BitBlt rgbMul is broken for depth 1 and not correctly rounded above depth 4

nicolas-cellier-aka-nice commented 2 years ago

In depth 1, the resulting bits will always be 0.
It's not a big problem because rgbMul is just a bitAnd operation at this depth.
So a quick workaround would be to detect the case in BitBltSimulation

destDepth = 1 ifTrue: [^self bitAnd: sourceWord with: destinationWord].

That would also accelerate the Bit BLock Transfer operation, so it's a good hack.

But there is more. What we want is multiply ratios in interval [0,1].

dstRatio * srcRatio

Our implementation is scaled ratio (scaled by 1 << nBits - 1):

src := (srcRatio * scale) rounded.
dst := (dstRatio * scale) rounded.

So what we want is:

((dst/scale) * (src/scale) * scale) rounded

that is:

(dst*src / (1<<nBits-1)) rounded

Unfortunately, that's the other grief with the current implementation used for rounding:

(dst+1)*(src+1) - 1 >> nBits

It only equals correctly rounded operation for depths 2 and 4.

For rounding we might use:

(((dst/scale) * (src/scale) + 0.5) * scale) truncated.

that is expressed with truncated division:

dst*src + (scale+1//2) // scale

So here is a nicer formulation for doing the job at any depth (including 5bits rgb channels for 16 bits depth) with correctly rounded division:

aux := src * dst + (1 << (nBits - 1)). "add mid-scale for rounding"
result := aux << nBits + aux << nBits. "divide by scale"
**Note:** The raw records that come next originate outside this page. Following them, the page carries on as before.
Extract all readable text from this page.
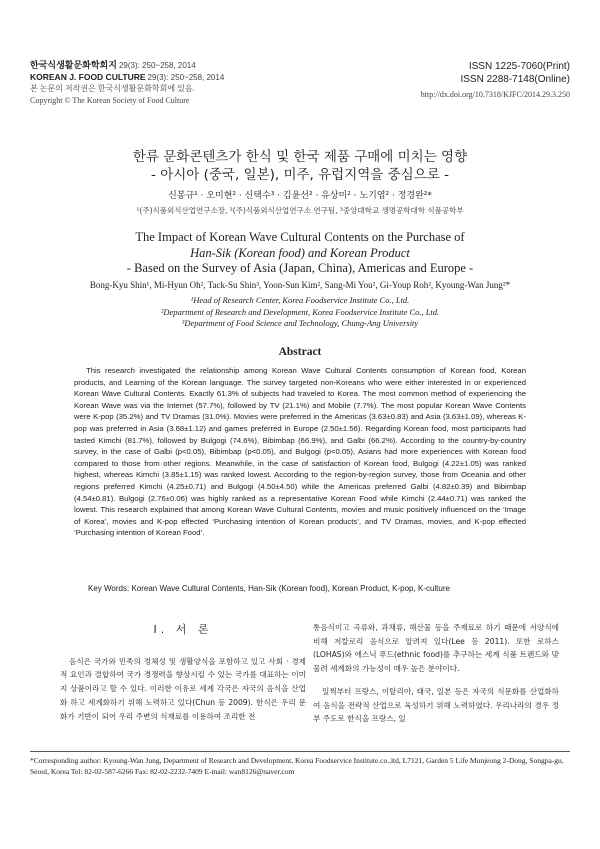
한국식생활문화학회지 29(3): 250~258, 2014
KOREAN J. FOOD CULTURE 29(3): 250~258, 2014
본 논문의 저작권은 한국식생활문화학회에 있음.
Copyright © The Korean Society of Food Culture
ISSN 1225-7060(Print)
ISSN 2288-7148(Online)
http://dx.doi.org/10.7318/KJFC/2014.29.3.250
한류 문화콘텐츠가 한식 및 한국 제품 구매에 미치는 영향
- 아시아 (중국, 일본), 미주, 유럽지역을 중심으로 -
신봉규¹ · 오미현² · 신택수³ · 김윤선² · 유상미² · 노기엽² · 정경완²*
¹(주)식품외식산업연구소장, ²(주)식품외식산업연구소 연구팀, ³중앙대학교 생명공학대학 식품공학부
The Impact of Korean Wave Cultural Contents on the Purchase of
Han-Sik (Korean food) and Korean Product
- Based on the Survey of Asia (Japan, China), Americas and Europe -
Bong-Kyu Shin¹, Mi-Hyun Oh², Tack-Su Shin³, Yoon-Sun Kim², Sang-Mi You², Gi-Youp Roh², Kyoung-Wan Jung²*
¹Head of Research Center, Korea Foodservice Institute Co., Ltd.
²Department of Research and Development, Korea Foodservice Institute Co., Ltd.
³Department of Food Science and Technology, Chung-Ang University
Abstract

This research investigated the relationship among Korean Wave Cultural Contents consumption of Korean food, Korean products, and Learning of the Korean language. The survey targeted non-Koreans who were either interested in or experienced Korean Wave Cultural Contents. Exactly 61.3% of subjects had traveled to Korea. The most common method of experiencing the Korean Wave was via the Internet (57.7%), followed by TV (21.1%) and Mobile (7.7%). The most popular Korean Wave Contents were K-pop (35.2%) and TV Dramas (31.0%). Movies were preferred in the Americas (3.63±0.83) and Asia (3.63±1.09), whereas K-pop was preferred in Asia (3.68±1.12) and games preferred in Europe (2.50±1.56). Regarding Korean food, most participants had tasted Kimchi (81.7%), followed by Bulgogi (74.6%), Bibimbap (66.9%), and Galbi (66.2%). According to the country-by-country survey, in the case of Galbi (p<0.05), Bibimbap (p<0.05), and Bulgogi (p<0.05), Asians had more experiences with Korean food compared to those from other regions. Meanwhile, in the case of satisfaction of Korean food, Bulgogi (4.22±1.05) was ranked highest, whereas Kimchi (3.85±1.15) was ranked lowest. According to the region-by-region survey, those from Oceania and other regions preferred Kimchi (4.25±0.71) and Bulgogi (4.50±4.50) while the Americas preferred Galbi (4.82±0.39) and Bibimbap (4.54±0.81). Bulgogi (2.76±0.06) was highly ranked as a representative Korean Food while Kimchi (2.44±0.71) was ranked the lowest. This research explained that among Korean Wave Cultural Contents, movies and music positively influenced on the ‘Image of Korea’, movies and K-pop effected ‘Purchasing intention of Korean products’, and TV Dramas, movies, and K-pop effected ‘Purchasing intention of Korean Food’.

Key Words: Korean Wave Cultural Contents, Han-Sik (Korean food), Korean Product, K-pop, K-culture
I. 서 론

음식은 국가와 민족의 정체성 및 생활양식을 포함하고 있고 사회 · 경제적 요인과 결합하여 국가 경쟁력을 향상시킬 수 있는 국가를 대표하는 이미지 상품이라고 할 수 있다. 이러한 이유로 세계 각국은 자국의 음식을 산업화 하고 세계화하기 위해 노력하고 있다(Chun 등 2009). 한식은 우리 문화가 기반이 되어 우리 주변의 식재료를 이용하여 조리한 전

통음식이고 곡류와, 과채류, 해산물 등을 주재료로 하기 때문에 서양식에 비해 저칼로리 음식으로 알려져 있다(Lee 등 2011). 또한 로하스(LOHAS)와 에스닉 푸드(ethnic food)를 추구하는 세계 식품 트렌드와 맞물려 세계화의 가능성이 매우 높은 분야이다.

일찍부터 프랑스, 이탈리아, 태국, 일본 등은 자국의 식문화를 산업화하여 음식을 전략적 산업으로 육성하기 위해 노력하였다. 우리나라의 경우 정부 주도로 한식을 프랑스, 일

*Corresponding author: Kyoung-Wan Jung, Department of Research and Development, Korea Foodservice Institute.co.,ltd, L7121, Garden 5 Life Munjeong 2-Dong, Songpa-gu, Seoul, Korea Tel: 82-02-587-6266 Fax: 82-02-2232-7409 E-mail: wan8126@naver.com
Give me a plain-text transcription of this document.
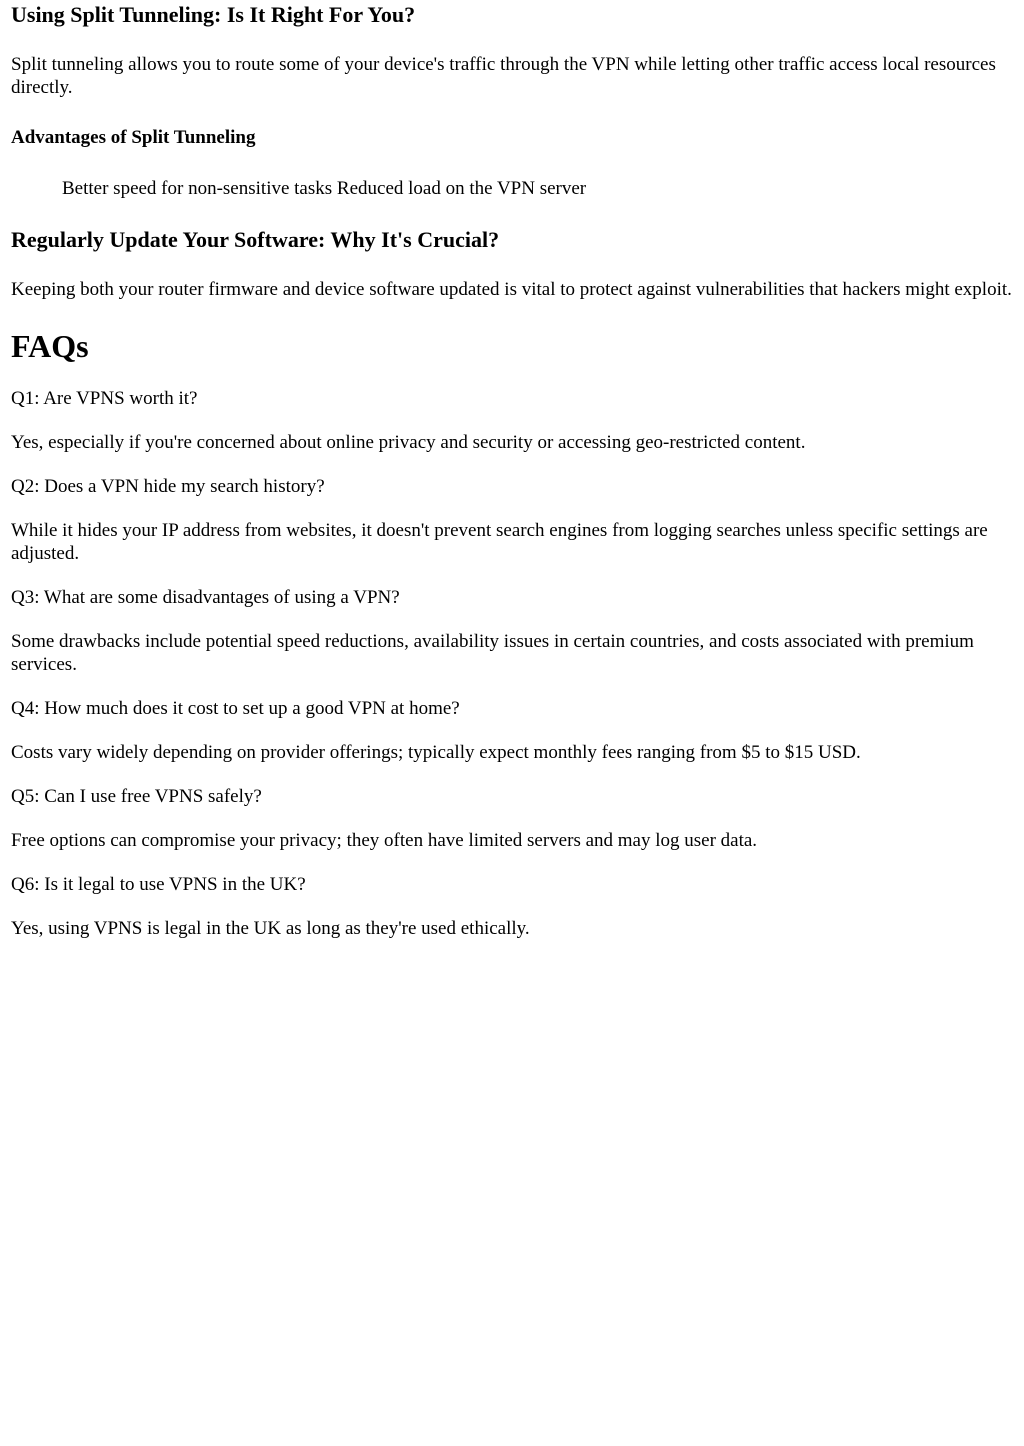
Using Split Tunneling: Is It Right For You?

Split tunneling allows you to route some of your device's traffic through the VPN while letting other traffic access local resources directly.

Advantages of Split Tunneling
Better speed for non-sensitive tasks Reduced load on the VPN server
Regularly Update Your Software: Why It's Crucial?

Keeping both your router firmware and device software updated is vital to protect against vulnerabilities that hackers might exploit.

FAQs

Q1: Are VPNS worth it?

Yes, especially if you're concerned about online privacy and security or accessing geo-restricted content.

Q2: Does a VPN hide my search history?

While it hides your IP address from websites, it doesn't prevent search engines from logging searches unless specific settings are adjusted.

Q3: What are some disadvantages of using a VPN?

Some drawbacks include potential speed reductions, availability issues in certain countries, and costs associated with premium services.

Q4: How much does it cost to set up a good VPN at home?

Costs vary widely depending on provider offerings; typically expect monthly fees ranging from $5 to $15 USD.

Q5: Can I use free VPNS safely?

Free options can compromise your privacy; they often have limited servers and may log user data.

Q6: Is it legal to use VPNS in the UK?

Yes, using VPNS is legal in the UK as long as they're used ethically.
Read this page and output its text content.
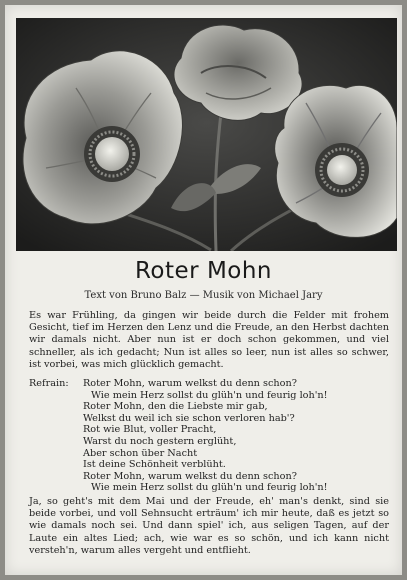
Roter Mohn
Text von Bruno Balz — Musik von Michael Jary

Es war Frühling, da gingen wir beide durch die Felder mit frohem Gesicht, tief im Herzen den Lenz und die Freude, an den Herbst dachten wir damals nicht. Aber nun ist er doch schon gekommen, und viel schneller, als ich gedacht; Nun ist alles so leer, nun ist alles so schwer, ist vorbei, was mich glücklich gemacht.

Refrain: Roter Mohn, warum welkst du denn schon?
Wie mein Herz sollst du glüh'n und feurig loh'n!
Roter Mohn, den die Liebste mir gab,
Welkst du weil ich sie schon verloren hab'?
Rot wie Blut, voller Pracht,
Warst du noch gestern erglüht,
Aber schon über Nacht
Ist deine Schönheit verblüht.
Roter Mohn, warum welkst du denn schon?
Wie mein Herz sollst du glüh'n und feurig loh'n!

Ja, so geht's mit dem Mai und der Freude, eh' man's denkt, sind sie beide vorbei, und voll Sehnsucht erträum' ich mir heute, daß es jetzt so wie damals noch sei. Und dann spiel' ich, aus seligen Tagen, auf der Laute ein altes Lied; ach, wie war es so schön, und ich kann nicht versteh'n, warum alles vergeht und entflieht.
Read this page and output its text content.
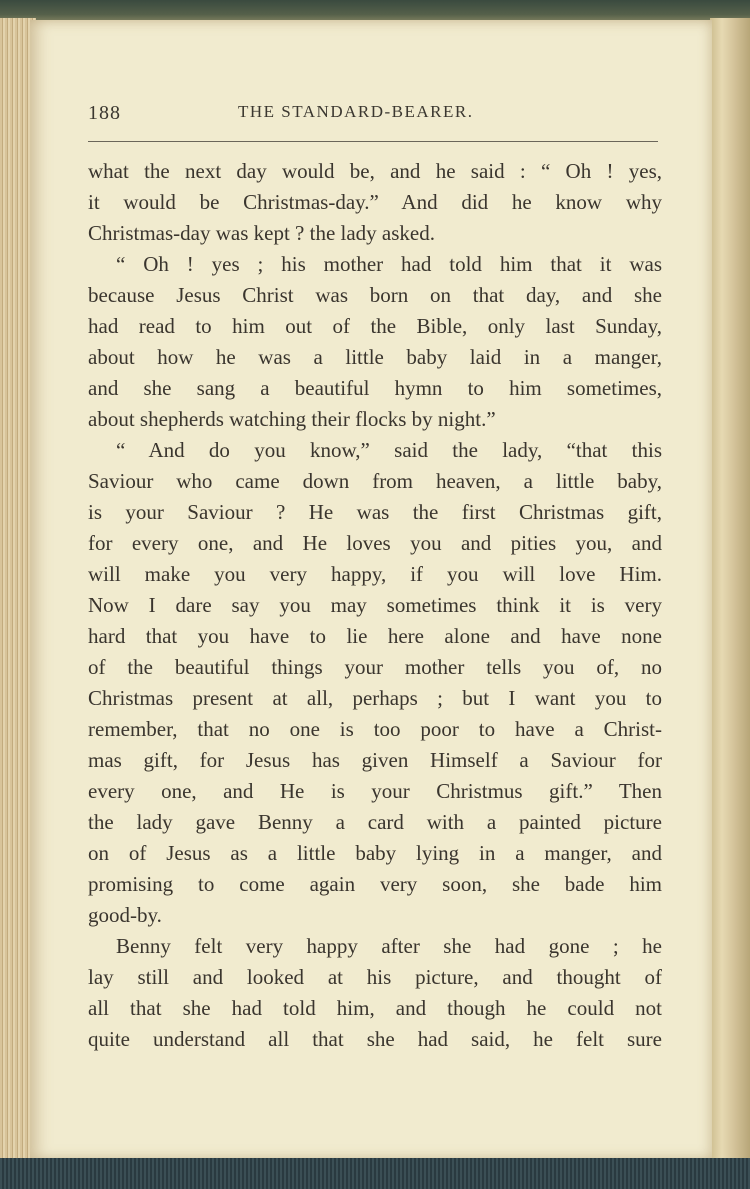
188	THE STANDARD-BEARER.
what the next day would be, and he said : “ Oh ! yes,
it would be Christmas-day.” And did he know why
Christmas-day was kept ? the lady asked.
“ Oh ! yes ; his mother had told him that it was
because Jesus Christ was born on that day, and she
had read to him out of the Bible, only last Sunday,
about how he was a little baby laid in a manger,
and she sang a beautiful hymn to him sometimes,
about shepherds watching their flocks by night.”
“ And do you know,” said the lady, “that this
Saviour who came down from heaven, a little baby,
is your Saviour ? He was the first Christmas gift,
for every one, and He loves you and pities you, and
will make you very happy, if you will love Him.
Now I dare say you may sometimes think it is very
hard that you have to lie here alone and have none
of the beautiful things your mother tells you of, no
Christmas present at all, perhaps ; but I want you to
remember, that no one is too poor to have a Christ-
mas gift, for Jesus has given Himself a Saviour for
every one, and He is your Christmus gift.” Then
the lady gave Benny a card with a painted picture
on of Jesus as a little baby lying in a manger, and
promising to come again very soon, she bade him
good-by.
Benny felt very happy after she had gone ; he
lay still and looked at his picture, and thought of
all that she had told him, and though he could not
quite understand all that she had said, he felt sure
This is because instead of dividing by scale, we can multiply by shifted inverse (sort of double precision), then shift right.

(2 to: 32) allSatisfy: [:nBits | (1 << (nBits * 2) / (1 << nBits - 1)) rounded = (1 << nBits + 1)].

Multiplying by this inverse is easy and cheap:

x * (1 << nBits + 1) = (x << nBits + x).

And then applying the right shift >> (2 * nBits) is equivalent to:

x >> nBits + x >> nBits.

We must first add 0.5 (scaled), that is src * dst + (1 << (nBits -1)) - our formulation of aux, and we're done.

We verify:

{
    (0 to: 1<<20-1) allSatisfy: [:i | (1<<9+i)>>10+ (1<<9+i)>>10 = (i/1023) rounded].
    (0 to: 1<<18-1) allSatisfy: [:i | (1<<8+i)>>9+ (1<<8+i)>>9 = (i/511) rounded].
    (0 to: 1<<16-1) allSatisfy: [:i | (1<<7+i)>>8+ (1<<7+i)>>8 = (i/255) rounded].
    (0 to: 1<<14-1) allSatisfy: [:i | (1<<6+i)>>7+ (1<<6+i)>>7 = (i/127) rounded].
    (0 to: 1<<12-1) allSatisfy: [:i | (1<<5+i)>>6+ (1<<5+i)>>6 = (i/63) rounded].
    (0 to: 1<<10-1) allSatisfy: [:i | (1<<4+i)>>5+ (1<<4+i)>>5 = (i/31) rounded].
    (0 to: 1<<8-1) allSatisfy: [:i |  (1<<3+i)>>4+ (1<<3+i)>>4 = (i/15) rounded].
    (0 to: 1<<6-1) allSatisfy: [:i |  (1<<2+i)>>3+ (1<<2+i)>>3 = (i/7) rounded].
    (0 to: 1<<4-1) allSatisfy: [:i |  (1<<1+i)>>2+ (1<<1+i)>>2 = (i/3) rounded].
} allSatisfy: #yourself.

The nice thing is that above down-scaling operation can be multiplexed.
Suppose that we have p groups of 2*nBits M holding square-scale multiplication of each channel concatenated in a double-Word-Mul.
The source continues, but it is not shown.